Example of three dimensional atoroidal Poincaré duality group with some pathology

Question

I am looking for a 3-manifold which is closed, aspherical, orientable, and atoroidal. And additionally I want to see an example that does not admit a fixed-point-free action on a simplicial tree. As a group theorist myself I am more interested in the fundamental group than the manifold and a full answer to this question would include a presentation of the group.

Since Thurston's geometrization program has been realised, such a manifold must be hyperbolic and finitely covered by a surface bundle over a circle. The Seifert--Weber dodecahedral space might be such an example but I do not know whether it is or not. Such an example would lay bare the need to pass to a finite cover when establishing the surface bundle over a circle feature of closed hyperbolic 3-manifolds and its fundamental group may have other interesting pathologies.

Answer 1

One answer to your question comes from the paper The Weber-Seifert dodecahedral space is non-Haken by Burton, Rubinstein, and Tillmann.

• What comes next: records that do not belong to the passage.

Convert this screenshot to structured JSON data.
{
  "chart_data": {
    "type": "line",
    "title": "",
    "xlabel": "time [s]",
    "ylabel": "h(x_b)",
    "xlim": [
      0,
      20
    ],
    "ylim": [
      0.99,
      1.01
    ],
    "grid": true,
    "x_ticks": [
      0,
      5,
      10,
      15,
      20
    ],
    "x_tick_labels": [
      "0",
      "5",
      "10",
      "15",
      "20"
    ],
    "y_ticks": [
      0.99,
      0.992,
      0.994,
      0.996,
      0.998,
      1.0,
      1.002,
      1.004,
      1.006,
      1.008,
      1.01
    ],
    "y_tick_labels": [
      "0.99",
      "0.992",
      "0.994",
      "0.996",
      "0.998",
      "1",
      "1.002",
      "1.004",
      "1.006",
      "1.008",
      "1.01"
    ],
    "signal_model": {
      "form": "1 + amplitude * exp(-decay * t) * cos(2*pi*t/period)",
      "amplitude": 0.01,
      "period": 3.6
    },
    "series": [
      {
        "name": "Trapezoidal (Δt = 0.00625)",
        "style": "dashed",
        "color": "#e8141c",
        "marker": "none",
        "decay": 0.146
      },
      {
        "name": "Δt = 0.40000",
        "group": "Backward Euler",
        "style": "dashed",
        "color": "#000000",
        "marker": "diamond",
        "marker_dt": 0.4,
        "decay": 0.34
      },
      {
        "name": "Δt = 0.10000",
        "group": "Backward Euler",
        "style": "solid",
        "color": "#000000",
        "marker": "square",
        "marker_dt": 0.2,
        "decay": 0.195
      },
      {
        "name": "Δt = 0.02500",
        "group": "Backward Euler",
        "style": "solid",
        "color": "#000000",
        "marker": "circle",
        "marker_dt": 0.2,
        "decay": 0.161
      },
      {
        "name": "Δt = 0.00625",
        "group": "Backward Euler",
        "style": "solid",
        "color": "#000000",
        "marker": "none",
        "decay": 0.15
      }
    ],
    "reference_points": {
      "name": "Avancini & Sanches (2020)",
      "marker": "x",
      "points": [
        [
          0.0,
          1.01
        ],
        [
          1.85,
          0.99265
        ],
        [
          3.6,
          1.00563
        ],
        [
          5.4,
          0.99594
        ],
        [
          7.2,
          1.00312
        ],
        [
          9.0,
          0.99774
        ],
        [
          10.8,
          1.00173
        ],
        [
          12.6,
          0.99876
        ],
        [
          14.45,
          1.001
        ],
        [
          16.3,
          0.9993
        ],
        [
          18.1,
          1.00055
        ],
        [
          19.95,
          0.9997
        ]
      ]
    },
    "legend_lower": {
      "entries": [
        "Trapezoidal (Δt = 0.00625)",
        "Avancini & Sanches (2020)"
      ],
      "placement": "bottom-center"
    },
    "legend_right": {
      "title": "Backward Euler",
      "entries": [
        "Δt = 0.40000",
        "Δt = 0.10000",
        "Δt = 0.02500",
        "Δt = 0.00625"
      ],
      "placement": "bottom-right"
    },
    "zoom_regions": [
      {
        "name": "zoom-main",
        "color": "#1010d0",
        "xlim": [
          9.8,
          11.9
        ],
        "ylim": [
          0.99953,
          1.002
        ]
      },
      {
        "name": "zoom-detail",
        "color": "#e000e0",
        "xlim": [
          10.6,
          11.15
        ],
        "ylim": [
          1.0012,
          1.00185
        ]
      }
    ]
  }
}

An earlier example is (say) the $(1, 2)$-Dehn filling of the figure-eight knot. This manifold is hyperbolic (4.22) and non-Haken (4.41). The references are page numbers in Thurston's lecture notes. We can use SnapPy to find presentations of the fundamental groups.

Before filling:

In[1]: M = Manifold("4_1")
In[2]: M.fundamental_group()
Out[2]: 
Generators:
   a,b
Relators:
   abbbaBAAB

After filling:

In[3]: M.dehn_fill((1, 2))
In[4]: M.fundamental_group()
Out[4]: 
Generators:
   a,b
Relators:
   abbbaBAAB
   abAbaBabAbaBAB

---

Edit: I remembered that Regina has the Weber-Seifert manifold as one of its examples. So, using the triangulation isomorphism signature, we can import this to SnapPy and find a presentation for its fundamental group. (We can also compute a presentation using Regina - but I prefer the notation for relations used by SnapPy).

In[5]: WS = Manifold("xvLvvvwMvQPPQQQQcehpjtqksntrtvoupwpsuwsvwcgacalvucahatbhapaggjgfk")
In[6]: WS.fundamental_group()
Out[6]: 
Generators:
   a,b,c,d
Relators:
   aDcbcdabdbbc
   aDabCADCbc
   abdbcdabdACBC
   aDBcdaDabbc
In[7]: WS.volume()
Out[7]: 11.1990647408
In[8]: WS.homology()
Out[8]: Z/5 + Z/5 + Z/5

The homology has rank three, so at least three generators are needed. It seems to be open (?) to compute the minimal number of generators.